Básicamente porque de un líder, y en general, “escuchamos lo que queremos” y formamos nuestra propia realidad en función de nuestras expectativas y creencias.

Esto se explica a través del paradigma de las expectativas. Ignoramos información negativa que no se condice con nuestras intenciones, o prestamos más atención a los datos que sí se condice con nuestras intenciones.

Cuando transmites un mensaje a tu equipo, seguramente te ha pasado que te encuentras con interpretaciones variadas del mismo mensaje. Esto es debido a las expectativas e intensiones que cada uno tiene como filtro de esa información, lo cual lleva a diversos resultados o comprensiones.
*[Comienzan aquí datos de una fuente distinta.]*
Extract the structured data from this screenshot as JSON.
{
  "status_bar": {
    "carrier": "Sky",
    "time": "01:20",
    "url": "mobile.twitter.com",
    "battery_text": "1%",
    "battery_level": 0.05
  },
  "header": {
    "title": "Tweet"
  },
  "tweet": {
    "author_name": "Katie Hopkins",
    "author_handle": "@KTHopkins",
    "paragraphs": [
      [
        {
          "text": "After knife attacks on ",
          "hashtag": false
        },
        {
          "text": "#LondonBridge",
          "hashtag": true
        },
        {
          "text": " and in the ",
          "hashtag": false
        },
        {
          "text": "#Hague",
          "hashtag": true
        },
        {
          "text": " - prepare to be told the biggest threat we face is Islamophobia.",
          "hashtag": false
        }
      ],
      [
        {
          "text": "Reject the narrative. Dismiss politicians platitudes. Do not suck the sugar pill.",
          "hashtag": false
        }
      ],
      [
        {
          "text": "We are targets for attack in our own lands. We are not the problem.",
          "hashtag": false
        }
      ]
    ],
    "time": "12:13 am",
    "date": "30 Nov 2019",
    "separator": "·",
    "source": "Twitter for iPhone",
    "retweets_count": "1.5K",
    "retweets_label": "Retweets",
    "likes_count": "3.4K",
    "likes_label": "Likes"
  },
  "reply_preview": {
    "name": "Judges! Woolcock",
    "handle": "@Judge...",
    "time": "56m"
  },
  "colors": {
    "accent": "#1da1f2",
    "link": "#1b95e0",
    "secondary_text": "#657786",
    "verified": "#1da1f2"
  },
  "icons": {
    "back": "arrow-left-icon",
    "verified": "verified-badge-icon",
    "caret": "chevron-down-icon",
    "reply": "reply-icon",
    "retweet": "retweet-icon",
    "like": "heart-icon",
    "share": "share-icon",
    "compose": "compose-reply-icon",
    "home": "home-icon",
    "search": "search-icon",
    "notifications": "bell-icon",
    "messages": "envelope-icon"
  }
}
Esto se intensifica si la persona que da el mensaje nos gusta más o menos, es decir, depende de cómo nos “caiga en gracia” el portador del mensaje, nuestro cerebro buscará rápidamente argumentos para validar (si nos cae bien),  o refutar (si nos cae mal) lo que está diciendo .

En definitiva cuanto más creemos en algo, más potentes y certeras son nuestras expectativas lo cual influye en el resultado final de lo que percibimos, para lo bueno… y para lo malo

A Herny Ford , definía este potencial de expectativas y creencias de la siguiente manera:

“Tanto si crees que puedes como si crees que no puedes, estás en lo cierto”
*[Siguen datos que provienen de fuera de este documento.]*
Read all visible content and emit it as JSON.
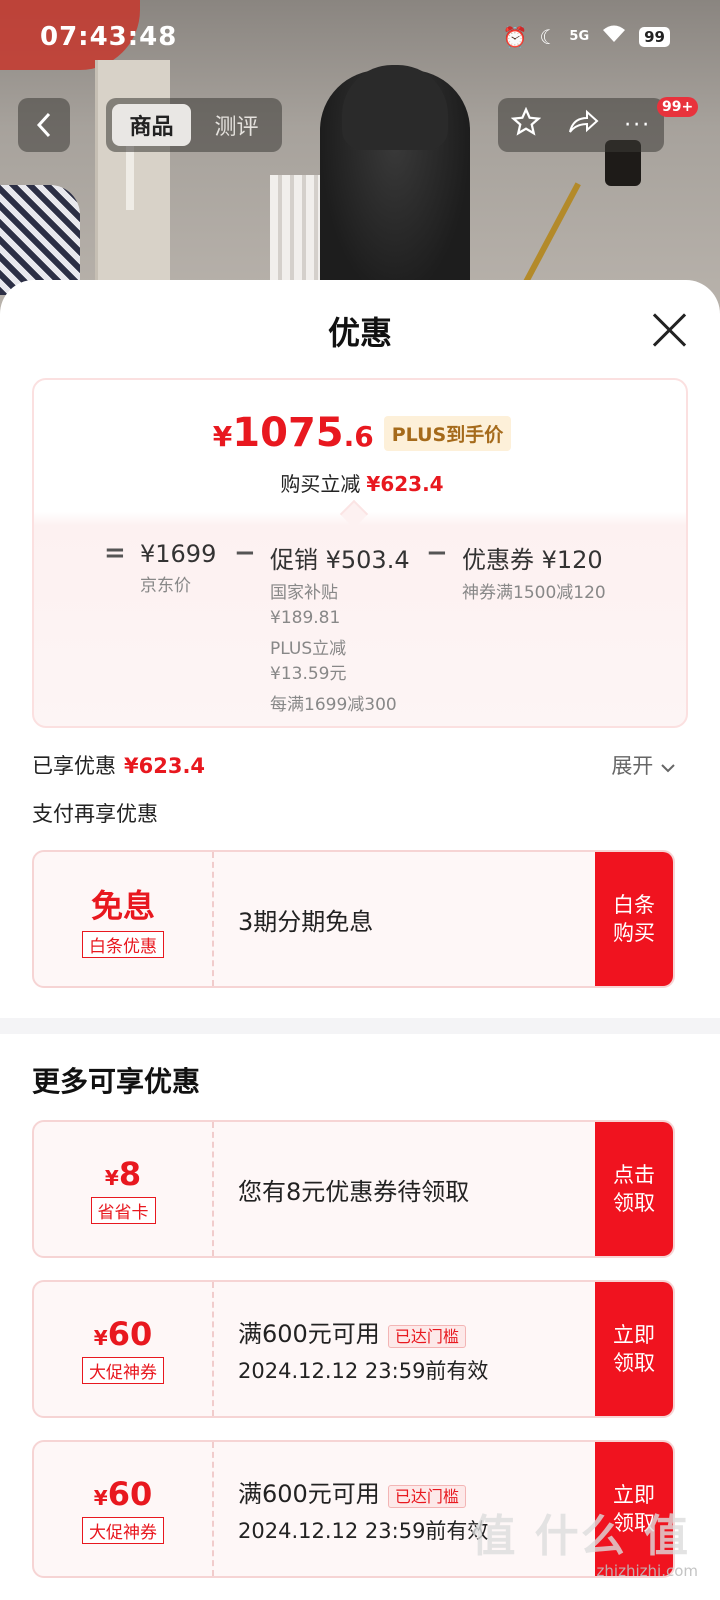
{
  "status_bar": {
    "time": "07:43:48",
    "signal": "5G",
    "battery": "99"
  },
  "top_nav": {
    "tabs": [
      {
        "label": "商品",
        "active": true
      },
      {
        "label": "测评",
        "active": false
      }
    ],
    "badge": "99+"
  },
  "sheet": {
    "title": "优惠",
    "final_price": {
      "currency": "¥",
      "integer": "1075",
      "decimal": ".6",
      "tag": "PLUS到手价"
    },
    "saving": {
      "label": "购买立减",
      "amount": "¥623.4"
    },
    "breakdown": {
      "eq": "=",
      "base": {
        "amount": "¥1699",
        "label": "京东价"
      },
      "minus1": "−",
      "promo": {
        "title": "促销 ¥503.4",
        "details": [
          "国家补贴",
          "¥189.81",
          "PLUS立减",
          "¥13.59元",
          "每满1699减300"
        ]
      },
      "minus2": "−",
      "coupon": {
        "title": "优惠券 ¥120",
        "detail": "神券满1500减120"
      }
    },
    "enjoyed": {
      "label": "已享优惠",
      "amount": "¥623.4",
      "expand": "展开"
    },
    "pay_more_title": "支付再享优惠",
    "pay_coupon": {
      "value": "免息",
      "tag": "白条优惠",
      "text": "3期分期免息",
      "cta": "白条购买"
    },
    "more_title": "更多可享优惠",
    "more_coupons": [
      {
        "currency": "¥",
        "value": "8",
        "tag": "省省卡",
        "line1": "您有8元优惠券待领取",
        "line2": "",
        "reached": "",
        "cta": "点击领取"
      },
      {
        "currency": "¥",
        "value": "60",
        "tag": "大促神券",
        "line1": "满600元可用",
        "reached": "已达门槛",
        "line2": "2024.12.12 23:59前有效",
        "cta": "立即领取"
      },
      {
        "currency": "¥",
        "value": "60",
        "tag": "大促神券",
        "line1": "满600元可用",
        "reached": "已达门槛",
        "line2": "2024.12.12 23:59前有效",
        "cta": "立即领取"
      }
    ]
  },
  "watermark": {
    "text": "值 什么 值",
    "url": "zhizhizhi.com"
  },
  "colors": {
    "accent": "#f0131f",
    "price_red": "#e8181f",
    "plus_gold": "#a56a1b"
  }
}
Tan profundo puede llegar a ser el efecto de nuestras expectativas que para algunos científicos, podrían llegar a explicar cómo funciona el efecto placebo.

Braidot en su libro (1) expone el siguiente ejemplo:

– Jack Nicklaus, uno de los mejores golfistas de todos los tiempos, contaba que incluso antes de elegir el palo con que golpearía la pelota, practicaba cada golpe mental-mente por lo menos cinco veces. Lo visualizaba tal y como esperaba que sucediera.
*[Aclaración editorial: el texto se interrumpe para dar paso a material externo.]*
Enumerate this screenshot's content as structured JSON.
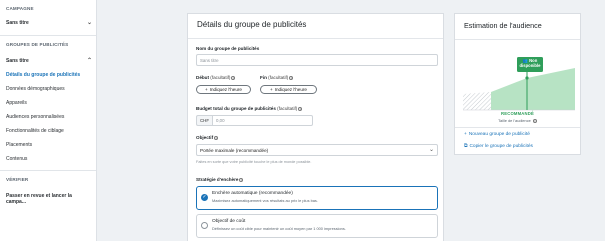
{
  "sidebar": {
    "campaign_section": "CAMPAGNE",
    "campaign_item": "Sans titre",
    "adgroups_section": "GROUPES DE PUBLICITÉS",
    "adgroup_item": "Sans titre",
    "sub_items": [
      {
        "label": "Détails du groupe de publicités",
        "active": true
      },
      {
        "label": "Données démographiques",
        "active": false
      },
      {
        "label": "Appareils",
        "active": false
      },
      {
        "label": "Audiences personnalisées",
        "active": false
      },
      {
        "label": "Fonctionnalités de ciblage",
        "active": false
      },
      {
        "label": "Placements",
        "active": false
      },
      {
        "label": "Contenus",
        "active": false
      }
    ],
    "verify_section": "VÉRIFIER",
    "verify_item": "Passer en revue et lancer la campa..."
  },
  "details": {
    "title": "Détails du groupe de publicités",
    "name_label": "Nom du groupe de publicités",
    "name_placeholder": "Sans titre",
    "start_label": "Début",
    "end_label": "Fin",
    "optional": "(facultatif)",
    "time_button": "Indiquez l'heure",
    "budget_label": "Budget total du groupe de publicités",
    "currency": "CHF",
    "budget_placeholder": "0,00",
    "objective_label": "Objectif",
    "objective_value": "Portée maximale (recommandée)",
    "objective_hint": "Faites en sorte que votre publicité touche le plus de monde possible.",
    "bid_label": "Stratégie d'enchère",
    "bid_options": [
      {
        "title": "Enchère automatique (recommandée)",
        "desc": "Maximisez automatiquement vos résultats au prix le plus bas.",
        "selected": true
      },
      {
        "title": "Objectif de coût",
        "desc": "Définissez un coût cible pour maintenir un coût moyen par 1 000 impressions.",
        "selected": false
      }
    ]
  },
  "estimate": {
    "title": "Estimation de l'audience",
    "badge_line1": "Non",
    "badge_line2": "disponible",
    "recommended": "RECOMMANDÉ",
    "audience_size": "Taille de l'audience",
    "links": [
      {
        "icon": "plus-icon",
        "label": "Nouveau groupe de publicité"
      },
      {
        "icon": "copy-icon",
        "label": "Copier le groupe de publicités"
      }
    ]
  },
  "colors": {
    "accent": "#1a73b8",
    "green": "#2f9e5a",
    "green_light": "#b7e3c4"
  }
}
Otro aspecto a tener en cuenta en este nuevo paradigma de liderazgo es el Efecto Pratfall

El Efecto Pratfall es un fenómeno psicológico por el cual el atractivo de una persona aumenta, si se trata de alguien considerado como competente o experto pero que de vez en cuando comete algún error menor.

Al mismo tiempo, el atractivo de una persona disminuye si esta persona, supuestamente “perfecta”, no comete nunca errores, o si se le ve claramente incompetente y comete errores.

Ser imperfecto te hace ser más querido. Dicho de otro modo, nos gustan los líderes y personas que rozan la perfección, pero fiables, con ese punto de humanidad que las hace más cercanas.

En línea con estos conceptos, las nuevas herramientas que surgieron con el neuromanagement focalizan en la optimización de funciones neurocognitivas: atención, memoria, aprendizaje, planificación y velocidad de procesamiento, entre otras, aplicadas a las actividades relacionadas con la conducción y gestión de organizaciones.

¿Cómo se implementa este cambio?


Los principios de una neuromanagement en la gestión de las personas son bastante simples.

1- Empatía

Para mejorar el rendimiento de su equipo un líder tiene que entender cómo cada miembro percibe los eventos. Para este fin, cada persona tiene las neuronas espejo, que forman la base de nuestra capacidad de sentir a los demás (empatía), las cuales no sólo trabajan cuando actuamos, sino también cuando se observan las acciones de otras personas (aquello de predicar con el ejemplo).

2- Singularidad

No todos reaccionamos de igual forma a los estímulos. Para un empleado una fuerte patada sería la mejor motivación, sin embargo otro podría acabar petrificado solo por un grito, y no lograría el éxito a menos que reciba el reconocimiento y agradecimiento. Es la emoción y no la racionalidad, la que guía a las personas en un proceso de toma de decisiones, y es en ese concepto el que debemos trabajar.

3- Densidad de atención

Lograr densidad de atención, requiere desarrollar capacidades de autorregulación emocional y de relajación, para permitir una conexión interior de la propia persona.

Para que un proyecto que involucre un cambio importante sea aceptado con un menor grado de resistencia, es imprescindible que la adquisición de densidad de atención lleve a la autogeneración de “momentos de entendimiento” (el instante en que el cerebro de una persona hace “clic”)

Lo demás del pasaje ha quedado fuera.